I love it when a book surprises me. And this one really did. I honestly wasn’t expecting very much out of it. But this was a fun read that explores first love and also, women’s sports!
It’s set in 1979 in the US. And while I have lived here for some years now, I didn’t know about how Title IX (established in 1972) was set down to establish access to any activity that receives Federal financial assistance, and that includes sports. So in this high school, a new athletics coach arrives to set up a girl’s soccer team.
It helps very much that he is good looking and wears shorts when he’s first introduced to the school. The shorts “hugged his butt like it was a package wrapped by an overachieving Christmas elf”. And lots of girls sign up for the soccer tryouts. Most of them drop out though, not realising soccer means more than standing around and ogling the cute coach.
Susan sticks it out, along with some of her friends. She begins to enjoy the game, and is getting to be quite good at it. But there aren’t many other girls’ teams to play against (they only have one game set up by their coach). She still has this hope that she’ll get close to Coach Bobby. And her infatuation for a teacher may mean that she’s missing out on some more age-appropriate boys.

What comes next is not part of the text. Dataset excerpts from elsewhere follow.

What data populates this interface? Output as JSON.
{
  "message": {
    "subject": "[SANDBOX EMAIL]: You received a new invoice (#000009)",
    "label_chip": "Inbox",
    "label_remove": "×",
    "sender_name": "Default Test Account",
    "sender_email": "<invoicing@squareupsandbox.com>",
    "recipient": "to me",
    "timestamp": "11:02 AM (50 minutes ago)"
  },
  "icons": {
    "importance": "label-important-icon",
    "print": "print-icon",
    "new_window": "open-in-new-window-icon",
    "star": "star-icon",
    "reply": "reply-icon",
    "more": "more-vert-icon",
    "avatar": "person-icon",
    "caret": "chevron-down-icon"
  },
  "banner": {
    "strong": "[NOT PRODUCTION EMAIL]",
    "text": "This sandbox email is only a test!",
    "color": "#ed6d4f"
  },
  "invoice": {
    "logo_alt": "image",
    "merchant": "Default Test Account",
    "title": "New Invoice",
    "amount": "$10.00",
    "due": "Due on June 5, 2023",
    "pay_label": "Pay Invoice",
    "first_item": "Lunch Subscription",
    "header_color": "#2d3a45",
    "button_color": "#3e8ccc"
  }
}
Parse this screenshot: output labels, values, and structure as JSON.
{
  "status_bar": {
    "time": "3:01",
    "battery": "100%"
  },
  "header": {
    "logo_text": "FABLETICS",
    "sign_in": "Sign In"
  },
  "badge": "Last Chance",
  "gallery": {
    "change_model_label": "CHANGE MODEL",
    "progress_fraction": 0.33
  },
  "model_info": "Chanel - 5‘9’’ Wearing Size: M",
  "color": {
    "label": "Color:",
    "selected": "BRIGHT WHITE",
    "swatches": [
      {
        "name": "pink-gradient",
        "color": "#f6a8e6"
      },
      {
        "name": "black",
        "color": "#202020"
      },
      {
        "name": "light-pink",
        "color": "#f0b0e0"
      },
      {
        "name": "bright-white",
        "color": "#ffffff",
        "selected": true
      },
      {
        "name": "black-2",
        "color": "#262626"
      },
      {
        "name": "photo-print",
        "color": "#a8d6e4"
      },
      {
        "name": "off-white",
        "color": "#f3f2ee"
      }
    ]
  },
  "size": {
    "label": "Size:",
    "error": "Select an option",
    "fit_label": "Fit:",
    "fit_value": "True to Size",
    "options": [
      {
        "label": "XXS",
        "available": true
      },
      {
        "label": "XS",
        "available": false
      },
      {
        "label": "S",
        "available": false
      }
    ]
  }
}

It was especially interesting for me to learn about Title IX and the attitude that people had towards girls in sports at that time. One of the most amusing moments is when the parent of a boy Susan baby-sits sees her practising and asks if it has affected her menstruation. Oh boy. I suppose this was some kind of old-fashioned way of thinking that sports and exercise affects a woman’s ability to have children? Luckily Susan and her teammates chime in.
Susan is a great character – flawed, definitely, but she learns and grows so much, not just about her attitude towards sports and boys, but also with her relationships with her friends and family.
Gimme Everything You Got was a surprising, funny, fearlessly feminist read!